Exactly 10 mL of water at 25°C was added to a hot iron skillet. All of the water was converted into steam at 100°C. If the mass of the pan was 1.20 kg and the molar heat capacity of iron is 25.19 J/mol∙°C, what was the temperature change of the skillet?
To determine the temperature change of the skillet, we can use the principle of heat transfer. The heat gained by the skillet is equal to the heat lost by the water.
First, let's calculate the heat gained by the skillet using the equation:
Q = m * c * ΔT
Where:
Q is the heat gained by the skillet,
m is the mass of the skillet,
c is the molar heat capacity of iron, and
ΔT is the temperature change of the skillet.
Substituting the given values:
Q = (1.20 kg) * (25.19 J/mol∙°C) * ΔT
Now, let's calculate the heat lost by the water. Since all the water is converted into steam, we can use the equation:
Q = m * ΔH_vap
Where:
Q is the heat lost by the water,
m is the mass of the water, and
ΔH_vap is the heat of vaporization for water.
The heat of vaporization for water is 40.7 kJ/mol or 40.7 J/g.
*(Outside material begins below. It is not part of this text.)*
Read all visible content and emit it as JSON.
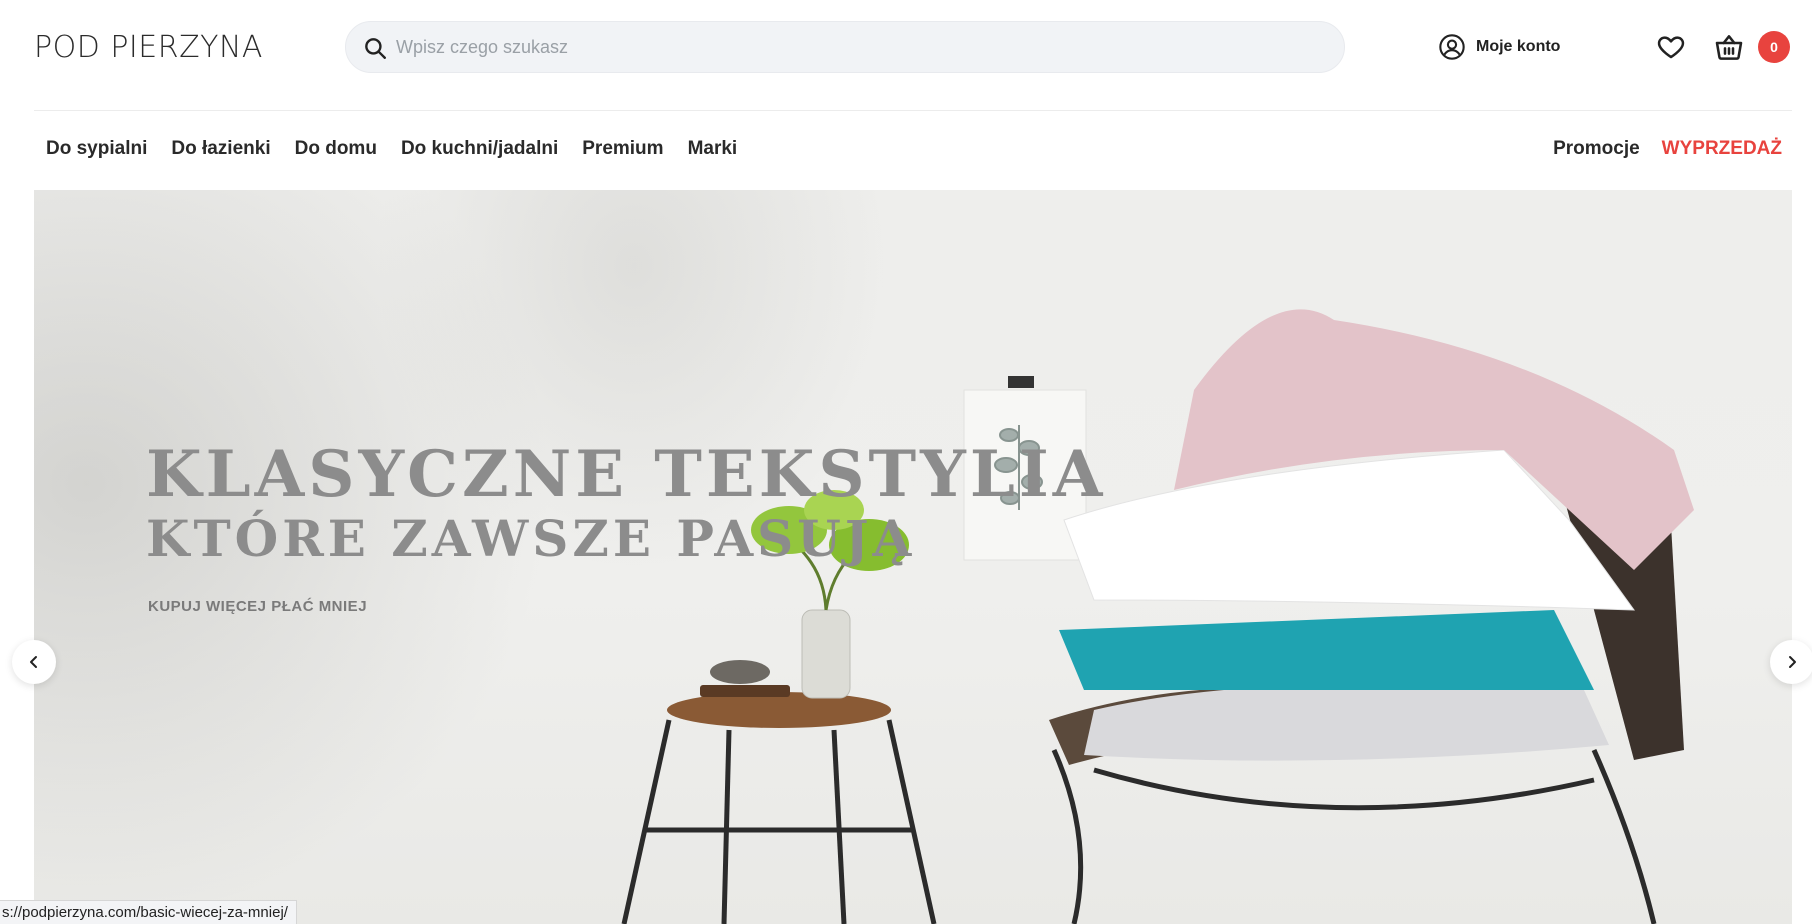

Since we know the volume of water is 10 mL and the density of water is 1 g/mL, the mass of water can be calculated as:
m = V * ρ
Where:
m is the mass of water,
V is the volume of water, and
ρ is the density of water.
Substituting the given values:
m = (10 mL) * (1 g/mL) = 10 g
Now, let's calculate the heat lost by the water:
Q = (10 g) * (40.7 J/g) = 407 J
Since the heat gained by the skillet is equal to the heat lost by the water, we can equate the two equations:
(1.20 kg) * (25.19 J/mol∙°C) * ΔT = 407 J
Simplifying the equation:
25.19 ΔT = 407 / (1.20 kg)
ΔT = (407 / (1.20 kg)) / 25.19
Calculating ΔT:
ΔT = 13.2 °C
Therefore, the temperature change of the skillet is 13.2 degrees Celsius.